Something splashed nearby. A fish jumping after a bug? A startled sturgeon? An old acquaintance disapproving of the prince’s new human fashion?

The prince shushed me and my efforts. We drifted. He lowered his face down close to his own rippled reflection. “I’m still me,” he said quietly, “frog or human.”

“That’s true,” I agreed.

A group of silver-haired men in formal attire approached the nearest shore. One of them waved for our attention.

“Looks like your chaperones have arrived to escort you back to the castle,” I announced.

“You, of all people,” he began, “know there’s more to the world than the human kind. I must finish the journey I started.”

Before I knew it, he snatched a frog swimming alongside us with both hands and kissed it full on the mouth. His now-empty clothes fell at my feet, and there was a familiar PLOP! just beyond my reach.

“Your Highness! Your Highness!” I called.
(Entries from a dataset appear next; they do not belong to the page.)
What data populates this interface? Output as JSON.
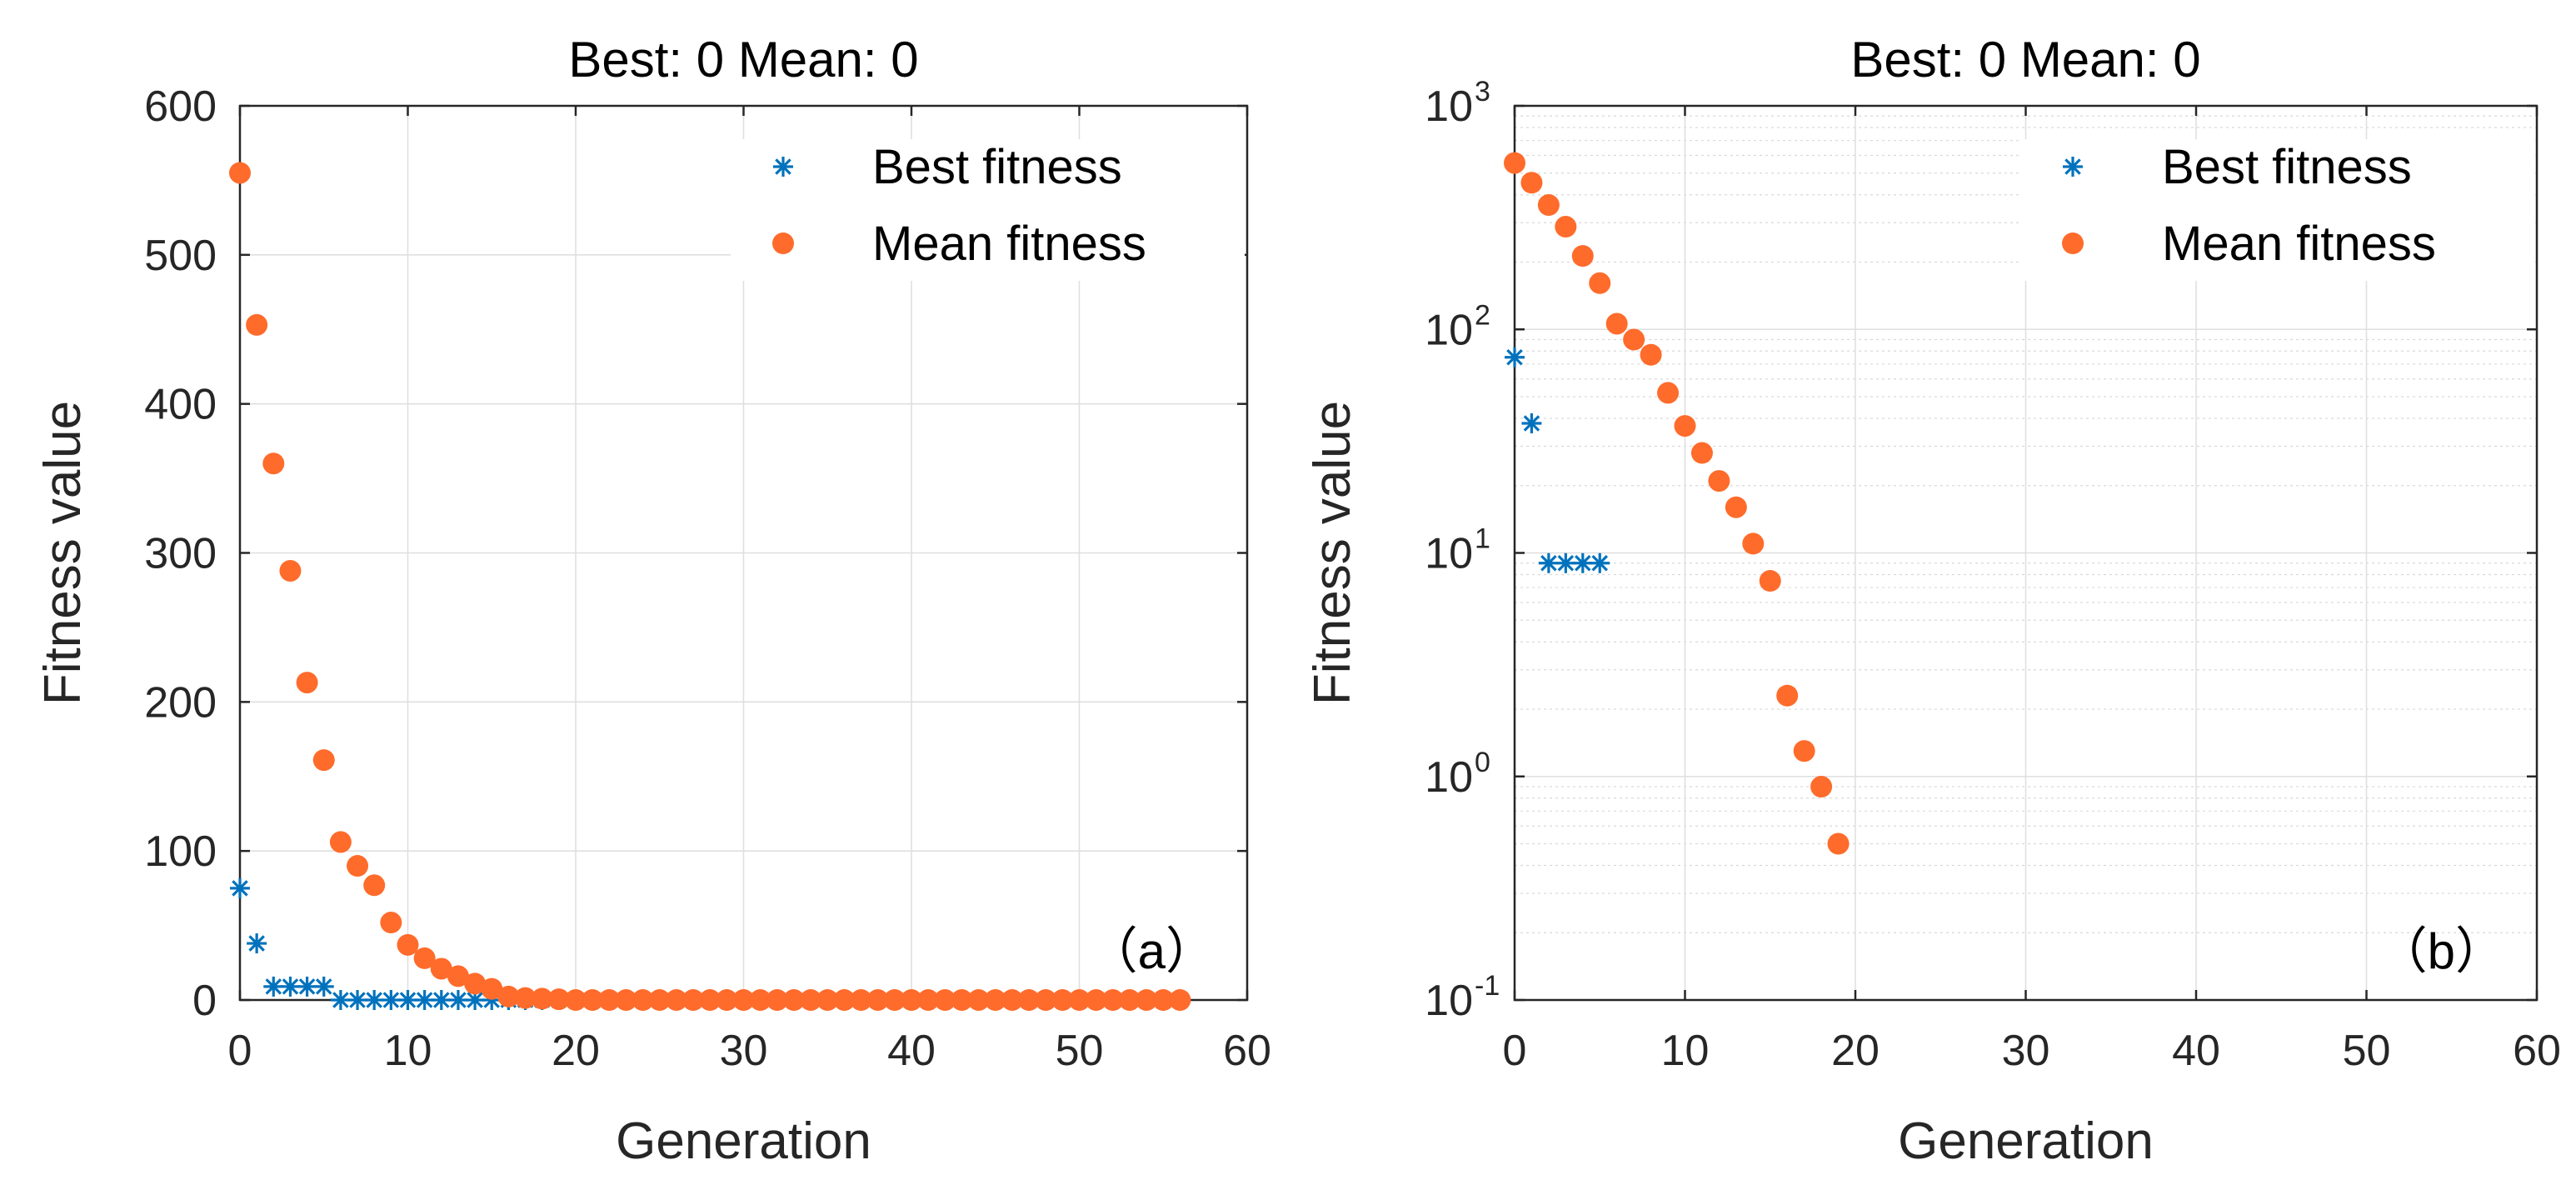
{
  "colors": {
    "best": "#0072bd",
    "mean": "#ff6b2b",
    "axis": "#262626"
  },
  "chart_data": [
    {
      "type": "scatter",
      "title": "Best: 0 Mean: 0",
      "xlabel": "Generation",
      "ylabel": "Fitness value",
      "xlim": [
        0,
        60
      ],
      "ylim": [
        0,
        600
      ],
      "yscale": "linear",
      "xticks": [
        0,
        10,
        20,
        30,
        40,
        50,
        60
      ],
      "xtick_labels": [
        "0",
        "10",
        "20",
        "30",
        "40",
        "50",
        "60"
      ],
      "yticks": [
        0,
        100,
        200,
        300,
        400,
        500,
        600
      ],
      "ytick_labels": [
        "0",
        "100",
        "200",
        "300",
        "400",
        "500",
        "600"
      ],
      "grid": true,
      "legend_position": "top-right",
      "panel_label": "（a）",
      "series": [
        {
          "name": "Best fitness",
          "marker": "asterisk",
          "x": [
            0,
            1,
            2,
            3,
            4,
            5,
            6,
            7,
            8,
            9,
            10,
            11,
            12,
            13,
            14,
            15,
            16,
            17,
            18,
            19,
            20,
            21,
            22,
            23,
            24,
            25,
            26,
            27,
            28,
            29,
            30,
            31,
            32,
            33,
            34,
            35,
            36,
            37,
            38,
            39,
            40,
            41,
            42,
            43,
            44,
            45,
            46,
            47,
            48,
            49,
            50,
            51,
            52,
            53,
            54,
            55,
            56
          ],
          "y": [
            75,
            38,
            9,
            9,
            9,
            9,
            0,
            0,
            0,
            0,
            0,
            0,
            0,
            0,
            0,
            0,
            0,
            0,
            0,
            0,
            0,
            0,
            0,
            0,
            0,
            0,
            0,
            0,
            0,
            0,
            0,
            0,
            0,
            0,
            0,
            0,
            0,
            0,
            0,
            0,
            0,
            0,
            0,
            0,
            0,
            0,
            0,
            0,
            0,
            0,
            0,
            0,
            0,
            0,
            0,
            0,
            0
          ]
        },
        {
          "name": "Mean fitness",
          "marker": "filled-circle",
          "x": [
            0,
            1,
            2,
            3,
            4,
            5,
            6,
            7,
            8,
            9,
            10,
            11,
            12,
            13,
            14,
            15,
            16,
            17,
            18,
            19,
            20,
            21,
            22,
            23,
            24,
            25,
            26,
            27,
            28,
            29,
            30,
            31,
            32,
            33,
            34,
            35,
            36,
            37,
            38,
            39,
            40,
            41,
            42,
            43,
            44,
            45,
            46,
            47,
            48,
            49,
            50,
            51,
            52,
            53,
            54,
            55,
            56
          ],
          "y": [
            555,
            453,
            360,
            288,
            213,
            161,
            106,
            90,
            77,
            52,
            37,
            28,
            21,
            16,
            11,
            7.5,
            2.3,
            1.3,
            0.9,
            0.5,
            0,
            0,
            0,
            0,
            0,
            0,
            0,
            0,
            0,
            0,
            0,
            0,
            0,
            0,
            0,
            0,
            0,
            0,
            0,
            0,
            0,
            0,
            0,
            0,
            0,
            0,
            0,
            0,
            0,
            0,
            0,
            0,
            0,
            0,
            0,
            0,
            0
          ]
        }
      ]
    },
    {
      "type": "scatter",
      "title": "Best: 0 Mean: 0",
      "xlabel": "Generation",
      "ylabel": "Fitness value",
      "xlim": [
        0,
        60
      ],
      "ylim": [
        0.1,
        1000
      ],
      "yscale": "log",
      "xticks": [
        0,
        10,
        20,
        30,
        40,
        50,
        60
      ],
      "xtick_labels": [
        "0",
        "10",
        "20",
        "30",
        "40",
        "50",
        "60"
      ],
      "yticks": [
        0.1,
        1,
        10,
        100,
        1000
      ],
      "ytick_labels": [
        {
          "base": "10",
          "exp": "-1"
        },
        {
          "base": "10",
          "exp": "0"
        },
        {
          "base": "10",
          "exp": "1"
        },
        {
          "base": "10",
          "exp": "2"
        },
        {
          "base": "10",
          "exp": "3"
        }
      ],
      "grid": true,
      "legend_position": "top-right",
      "panel_label": "（b）",
      "series": [
        {
          "name": "Best fitness",
          "marker": "asterisk",
          "x": [
            0,
            1,
            2,
            3,
            4,
            5
          ],
          "y": [
            75,
            38,
            9,
            9,
            9,
            9
          ]
        },
        {
          "name": "Mean fitness",
          "marker": "filled-circle",
          "x": [
            0,
            1,
            2,
            3,
            4,
            5,
            6,
            7,
            8,
            9,
            10,
            11,
            12,
            13,
            14,
            15,
            16,
            17,
            18,
            19
          ],
          "y": [
            555,
            453,
            360,
            288,
            213,
            161,
            106,
            90,
            77,
            52,
            37,
            28,
            21,
            16,
            11,
            7.5,
            2.3,
            1.3,
            0.9,
            0.5
          ]
        }
      ]
    }
  ]
}
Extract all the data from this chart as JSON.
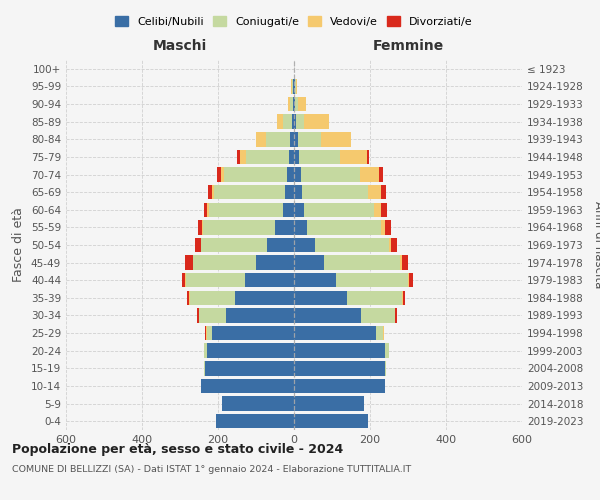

I kicked off my shoes and jumped in after him, but he was long gone.

On shore, a servant, whose buttons and buckles possessed more gold than I’d thus far seen in my entire life, handed me a large fluffy towel embroidered with the royal insignia: a crown-wearing frog.

An advisor, who’d probably seen all manner of closet-dwelling skeletons, clicked his tongue behind clenched teeth, ruminating on a course of action.

“I had no idea,” I protested, water still dripping in my eyes.

“He left a note. He hadn’t been adjusting well. Planned the whole thing. Must have thought you’d endorse his escape or at least sympathize.”

“He’s not gone,” I said. “We just don’t see him.”

“We’ll get more girls to kiss more frogs. It worked the last time. We’ll get him back.”

“The tomboy was no accident?” I asked.

“Not at all. She was paid quite handsomely. Had to be, to kiss a frog,” he said.

I looked back at the placid water and then at the furrowed brows on the faces of the advisors, worried and questioning. Though I doubted I would have made the same choice as the prince, I sympathized. The good news: I knew the courtroom corporate-types wouldn’t be blabbing about my case.

Then I made a vow: From that moment on, if at all possible, all cases would start within the familiar four walls of my office, where I at least had some control of circumstances. Sometimes it made a difference, sometimes not so much.